Nous avons tous des regrets. Peut-être même des remords. Des actes manqués, des réactions épidermiques, de l’oubli un peu facile à la mémoire sélective, en passant par des rencontres malheureuses qui affectent notre destin comme un effet papillon psychologique. Chaque détail en entraîne un autre, puis un autre, jusqu’à former ce qu’on appelle une existence, exercice de style difficile qui finalement, peine parfois à nous définir. Rien d’important parfois, juste des détails, un manque d’affection, des non-dits, des secrets trop bien cachés, mais il est difficile de croire qu’un être humain puisse, sur son lit de mort dire : non, je ne regrette absolument rien.
Car on regrette toujours quelque chose. La solution étant de vivre avec, et de ne pas le nier inutilement. En musique, les regrets s’expriment parfois sous couvert de mélodies amères et de luminosité pastorale, du ressac qui frappe les rochers ou d’un Nick Drake fantomatique, d’un Léonard Cohen tragique ou d’un Dylan cynique. La clique 4AD, les SMITHS, les PIXIES, quelques poètes maudits, mais aussi, dans un autre style, les acteurs Hardcore les plus énervés. Il y avait des regrets chez les REFUSED, regret du conformisme et de l’absence de réactions, chez les UNSANE aussi, de voir les cadavres s’empiler dans la rue, et même chez MINOR THREAT, de savoir les générations conditionnées par des réflexes naturels.
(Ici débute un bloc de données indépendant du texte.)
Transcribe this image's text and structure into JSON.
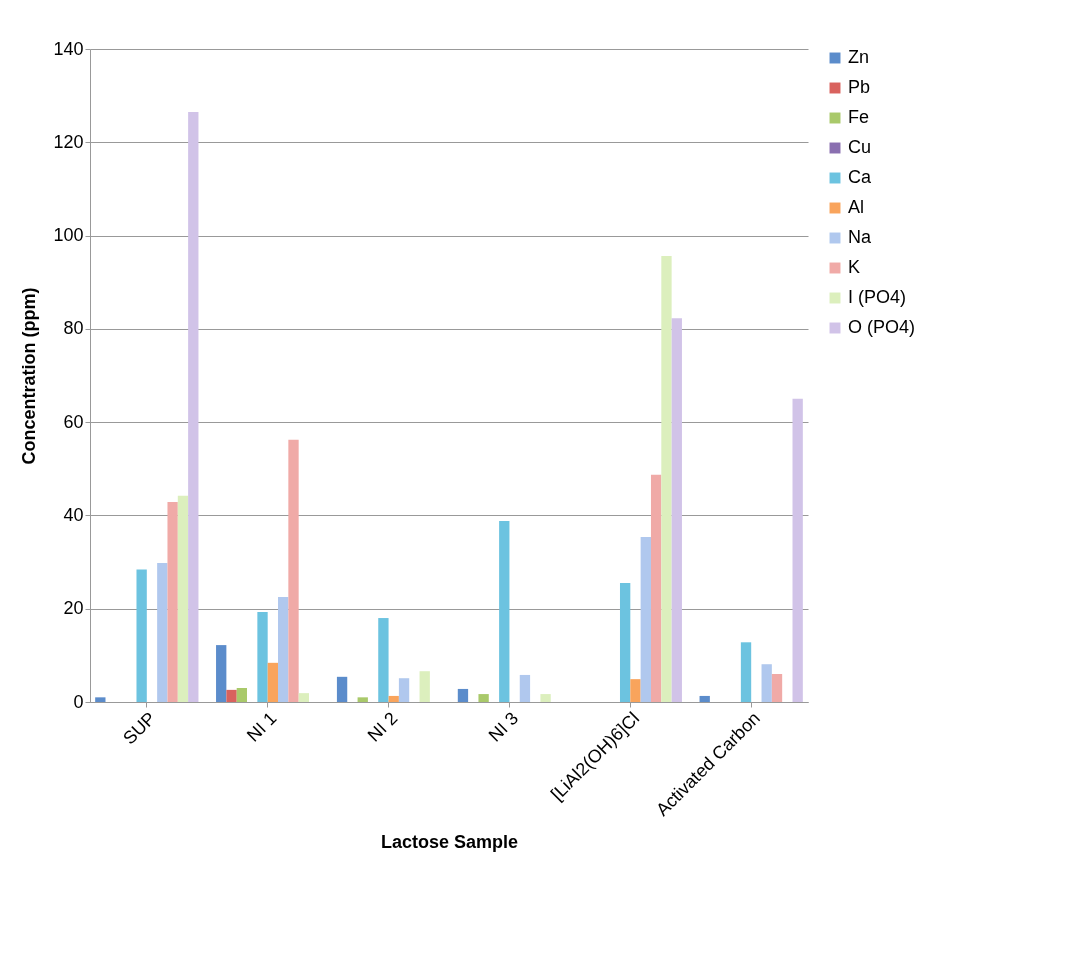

Chez les ALIENATÖR, les regrets prennent la forme de courtes vignettes brutales. Originaires du Canada, Brad King (chant/guitare), Sean Skillen (basse/chœurs) et Simon Paquette (batterie) reprennent à leur compte les méthodes âpres et musclées des nineties. Sludge par définition, mais Hardcore par condition, ce trio lâche après un premier album remarqué (Pariahs, 2019) un second long encore plus compact, recentré, effectif et percutant, de ceux qu’on encaisse plus qu’on ne les écoute.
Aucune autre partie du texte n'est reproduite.